DODES'KA-DEN is an onomatopea, and that's about all it is to me since this Japanese moom is nothing but the boring antics of some down and outers who happen to live in an automobile graveyard somewhere in the Land of the Rising Prices. Y'know, the ins and outs of these losers in life and how their existences intertwine and interact and all of that UP WITH PEOPLE jive. Not that the characters themselves are bad...I kinda liked the old guy named Shima who wears a 1940's-styled suit who has the occasional tics which are supposed to make him a sympathetic character, or lovable, or at least something like that. He kinda reminds me of the people I used to see when I was a li'l boy, like this old guy who always wore these suits that made him look like Lt. Trask on PERRY MASON, who drove this late-forties auto for years because he got it when he retired and believed it was to be his last car, and it would be only he ended up living for a good thirtysome years or so afterwords! Maybe they shoulda made a moom about him, because acclaimed director Akira Kurosawa just has his characters lump around and nag and tease each other without any real oomph to get us lumpen audience members to feel anything about 'em whatsoever.

Hokay, so maybe I ain't up on foreign film exquisiteness or any of that beret and stale doritos kultur ("the scene where the samurai chops the head off the peasant is a keen swipe at the Fukobayashi political scandal of 1957 blah blah snooze snooze...") so maybe I should keep my trap shut and my fingers offa da keyboard. But I won't. And maybe plenty is lost in the translation, but for the life o' me I can't feel a thing for the crazy guy who thinks he's a trolley car conductor or the downtrodden wives who have to put up with drunken husbands. I guess the ennui and the pathos and all of those things film critics love might be part of the entire appeal for their stodgy selves, but for me it always made for quick channel clicking.

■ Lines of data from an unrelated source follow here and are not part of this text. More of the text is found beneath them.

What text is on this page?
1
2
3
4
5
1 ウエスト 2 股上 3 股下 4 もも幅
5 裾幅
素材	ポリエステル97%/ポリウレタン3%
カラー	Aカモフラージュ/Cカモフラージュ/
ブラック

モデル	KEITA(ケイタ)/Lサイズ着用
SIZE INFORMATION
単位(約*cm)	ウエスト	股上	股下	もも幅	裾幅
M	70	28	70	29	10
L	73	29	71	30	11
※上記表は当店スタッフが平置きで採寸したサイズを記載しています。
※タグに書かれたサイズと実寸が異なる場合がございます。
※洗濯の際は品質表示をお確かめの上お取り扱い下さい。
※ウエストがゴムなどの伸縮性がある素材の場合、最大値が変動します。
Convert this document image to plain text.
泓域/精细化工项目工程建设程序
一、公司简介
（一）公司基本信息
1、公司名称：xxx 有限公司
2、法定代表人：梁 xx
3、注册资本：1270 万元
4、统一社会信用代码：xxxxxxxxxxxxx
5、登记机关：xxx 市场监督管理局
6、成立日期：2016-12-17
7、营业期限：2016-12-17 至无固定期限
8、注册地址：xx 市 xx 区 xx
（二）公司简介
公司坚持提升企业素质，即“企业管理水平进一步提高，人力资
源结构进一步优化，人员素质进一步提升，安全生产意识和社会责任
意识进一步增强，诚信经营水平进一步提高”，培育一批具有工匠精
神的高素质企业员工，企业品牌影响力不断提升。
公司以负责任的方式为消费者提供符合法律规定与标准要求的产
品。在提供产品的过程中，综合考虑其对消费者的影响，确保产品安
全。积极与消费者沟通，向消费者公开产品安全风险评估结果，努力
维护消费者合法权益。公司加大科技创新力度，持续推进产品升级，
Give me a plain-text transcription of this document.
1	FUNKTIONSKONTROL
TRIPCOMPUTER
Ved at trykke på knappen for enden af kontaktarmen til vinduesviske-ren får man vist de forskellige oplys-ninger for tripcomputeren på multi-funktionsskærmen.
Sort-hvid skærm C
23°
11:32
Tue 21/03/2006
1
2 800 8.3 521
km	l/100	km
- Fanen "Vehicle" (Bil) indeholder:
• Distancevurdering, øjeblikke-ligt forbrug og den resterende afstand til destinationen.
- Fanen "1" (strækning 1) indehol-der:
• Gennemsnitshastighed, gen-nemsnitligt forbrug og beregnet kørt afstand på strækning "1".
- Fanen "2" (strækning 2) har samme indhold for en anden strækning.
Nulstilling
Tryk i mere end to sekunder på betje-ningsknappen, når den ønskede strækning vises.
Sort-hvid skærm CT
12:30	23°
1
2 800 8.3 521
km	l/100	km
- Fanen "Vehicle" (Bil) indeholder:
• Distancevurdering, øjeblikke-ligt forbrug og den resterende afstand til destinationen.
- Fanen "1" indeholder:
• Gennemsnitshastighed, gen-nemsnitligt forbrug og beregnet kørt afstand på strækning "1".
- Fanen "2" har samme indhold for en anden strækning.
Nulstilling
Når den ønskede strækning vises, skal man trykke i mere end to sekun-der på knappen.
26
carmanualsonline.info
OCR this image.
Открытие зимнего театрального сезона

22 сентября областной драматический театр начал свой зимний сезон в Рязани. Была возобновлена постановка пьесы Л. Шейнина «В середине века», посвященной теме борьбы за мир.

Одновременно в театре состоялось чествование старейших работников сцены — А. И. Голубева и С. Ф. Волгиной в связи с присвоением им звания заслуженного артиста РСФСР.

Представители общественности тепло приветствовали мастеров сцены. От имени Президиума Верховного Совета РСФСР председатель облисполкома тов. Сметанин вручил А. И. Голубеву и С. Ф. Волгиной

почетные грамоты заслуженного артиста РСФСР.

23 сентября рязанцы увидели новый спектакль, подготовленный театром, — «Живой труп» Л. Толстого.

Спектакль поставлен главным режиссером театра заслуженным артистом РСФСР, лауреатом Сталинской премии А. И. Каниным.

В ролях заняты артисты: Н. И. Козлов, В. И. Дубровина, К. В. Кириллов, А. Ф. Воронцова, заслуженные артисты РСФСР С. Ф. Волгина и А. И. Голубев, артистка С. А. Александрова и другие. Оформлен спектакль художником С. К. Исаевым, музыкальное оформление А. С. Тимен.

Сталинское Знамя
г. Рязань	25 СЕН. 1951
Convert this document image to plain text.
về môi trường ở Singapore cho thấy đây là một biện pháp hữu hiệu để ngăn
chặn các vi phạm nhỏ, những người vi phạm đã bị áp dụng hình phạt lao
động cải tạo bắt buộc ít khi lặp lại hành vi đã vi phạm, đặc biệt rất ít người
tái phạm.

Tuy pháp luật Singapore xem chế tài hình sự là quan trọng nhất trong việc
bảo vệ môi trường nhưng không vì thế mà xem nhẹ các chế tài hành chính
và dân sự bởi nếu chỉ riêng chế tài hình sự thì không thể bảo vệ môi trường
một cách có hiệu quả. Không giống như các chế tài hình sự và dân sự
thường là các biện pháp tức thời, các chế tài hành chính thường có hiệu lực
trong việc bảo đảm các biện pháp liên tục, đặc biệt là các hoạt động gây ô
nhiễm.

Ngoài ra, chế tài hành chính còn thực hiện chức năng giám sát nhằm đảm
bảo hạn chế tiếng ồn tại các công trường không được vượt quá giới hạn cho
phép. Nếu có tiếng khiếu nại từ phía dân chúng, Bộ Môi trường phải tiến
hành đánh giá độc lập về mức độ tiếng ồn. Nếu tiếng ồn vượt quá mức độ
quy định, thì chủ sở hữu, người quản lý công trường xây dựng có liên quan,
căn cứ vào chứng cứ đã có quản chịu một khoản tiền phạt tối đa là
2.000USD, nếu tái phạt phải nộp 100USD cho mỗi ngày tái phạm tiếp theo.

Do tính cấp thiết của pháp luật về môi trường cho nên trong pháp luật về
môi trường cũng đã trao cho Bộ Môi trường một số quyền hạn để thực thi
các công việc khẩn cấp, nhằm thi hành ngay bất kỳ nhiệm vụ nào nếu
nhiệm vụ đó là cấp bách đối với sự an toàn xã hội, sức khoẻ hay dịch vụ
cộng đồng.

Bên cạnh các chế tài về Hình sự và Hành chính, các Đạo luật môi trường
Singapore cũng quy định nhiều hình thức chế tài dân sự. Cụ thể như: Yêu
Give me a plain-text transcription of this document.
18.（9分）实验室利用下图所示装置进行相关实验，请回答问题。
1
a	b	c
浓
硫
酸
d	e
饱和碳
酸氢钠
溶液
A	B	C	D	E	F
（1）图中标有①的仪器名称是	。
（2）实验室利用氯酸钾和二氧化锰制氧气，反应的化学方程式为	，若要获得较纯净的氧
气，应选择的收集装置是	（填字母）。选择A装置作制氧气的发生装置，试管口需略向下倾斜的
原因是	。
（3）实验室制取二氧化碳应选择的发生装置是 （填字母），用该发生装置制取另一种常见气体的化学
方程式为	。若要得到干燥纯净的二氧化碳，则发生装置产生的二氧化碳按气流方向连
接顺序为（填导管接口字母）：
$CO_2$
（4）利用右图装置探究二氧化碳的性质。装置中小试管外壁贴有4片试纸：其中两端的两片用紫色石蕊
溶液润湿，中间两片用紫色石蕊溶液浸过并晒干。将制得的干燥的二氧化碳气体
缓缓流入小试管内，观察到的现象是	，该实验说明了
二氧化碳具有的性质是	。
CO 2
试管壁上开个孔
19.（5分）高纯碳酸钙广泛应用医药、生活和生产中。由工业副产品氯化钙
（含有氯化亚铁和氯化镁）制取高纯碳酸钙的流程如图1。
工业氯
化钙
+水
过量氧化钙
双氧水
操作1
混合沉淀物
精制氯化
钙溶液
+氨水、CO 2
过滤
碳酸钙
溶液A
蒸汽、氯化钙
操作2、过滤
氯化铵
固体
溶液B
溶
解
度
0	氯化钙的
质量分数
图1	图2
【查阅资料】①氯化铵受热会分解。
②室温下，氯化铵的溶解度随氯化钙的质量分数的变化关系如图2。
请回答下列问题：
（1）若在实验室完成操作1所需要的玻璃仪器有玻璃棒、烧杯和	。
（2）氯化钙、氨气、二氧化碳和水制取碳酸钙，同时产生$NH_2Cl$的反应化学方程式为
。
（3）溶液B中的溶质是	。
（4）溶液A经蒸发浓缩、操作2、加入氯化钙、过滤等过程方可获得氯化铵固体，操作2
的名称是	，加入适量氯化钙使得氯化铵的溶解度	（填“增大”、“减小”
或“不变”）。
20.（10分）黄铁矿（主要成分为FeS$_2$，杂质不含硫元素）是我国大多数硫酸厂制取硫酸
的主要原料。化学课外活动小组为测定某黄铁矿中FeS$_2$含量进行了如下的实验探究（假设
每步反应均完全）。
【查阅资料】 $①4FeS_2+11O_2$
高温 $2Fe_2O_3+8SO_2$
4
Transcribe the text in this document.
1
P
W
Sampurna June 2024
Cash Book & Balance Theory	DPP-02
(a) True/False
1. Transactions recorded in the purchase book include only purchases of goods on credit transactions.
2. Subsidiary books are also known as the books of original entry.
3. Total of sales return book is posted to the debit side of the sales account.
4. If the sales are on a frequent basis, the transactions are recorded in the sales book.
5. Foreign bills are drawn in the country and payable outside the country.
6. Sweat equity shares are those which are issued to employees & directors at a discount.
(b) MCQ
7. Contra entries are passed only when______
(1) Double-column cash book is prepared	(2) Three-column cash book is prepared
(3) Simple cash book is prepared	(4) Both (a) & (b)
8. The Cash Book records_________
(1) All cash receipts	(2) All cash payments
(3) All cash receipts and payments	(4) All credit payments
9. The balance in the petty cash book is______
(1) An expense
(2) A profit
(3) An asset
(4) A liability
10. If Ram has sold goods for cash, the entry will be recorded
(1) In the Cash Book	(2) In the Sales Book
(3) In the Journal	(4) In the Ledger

Really, Japan has done much better in the past whether it be the string of exciting monster movies to even ULTRA MAN, but when it's done worse it's been better than this stew. Heck, I'll take SKINNY AND FATTY (kiddie art snob cinema) over this 'un or even THE (original) LOWER DEPTHS if only because that gal with the bangs who plays the doom and gloom husband's better half is really hotcha looking, kinda like Mika from the Sadistic Mika Band when her hair was nice 'n bobbed. Heck, I'll bet that even THE VAGINA THAT ATE TOKYO's a total winner next to this 'un, though since my subscription to PSYCHOTRONIC VIDEO lapsed there's no way that I could find out!

There's one bitta redeeming value to all of this, and that's this wrecked out automobile that this old greasy coot who dreams of owning his own mansion and his young son who's equally greasy live in. It's of thirties/forties vintage and really sleek looking, with a bit of the thirties French style in what's left of its magnificent body. If any enthusiasts out there can identify the make of this particular vehicle please let me know as soon as possible!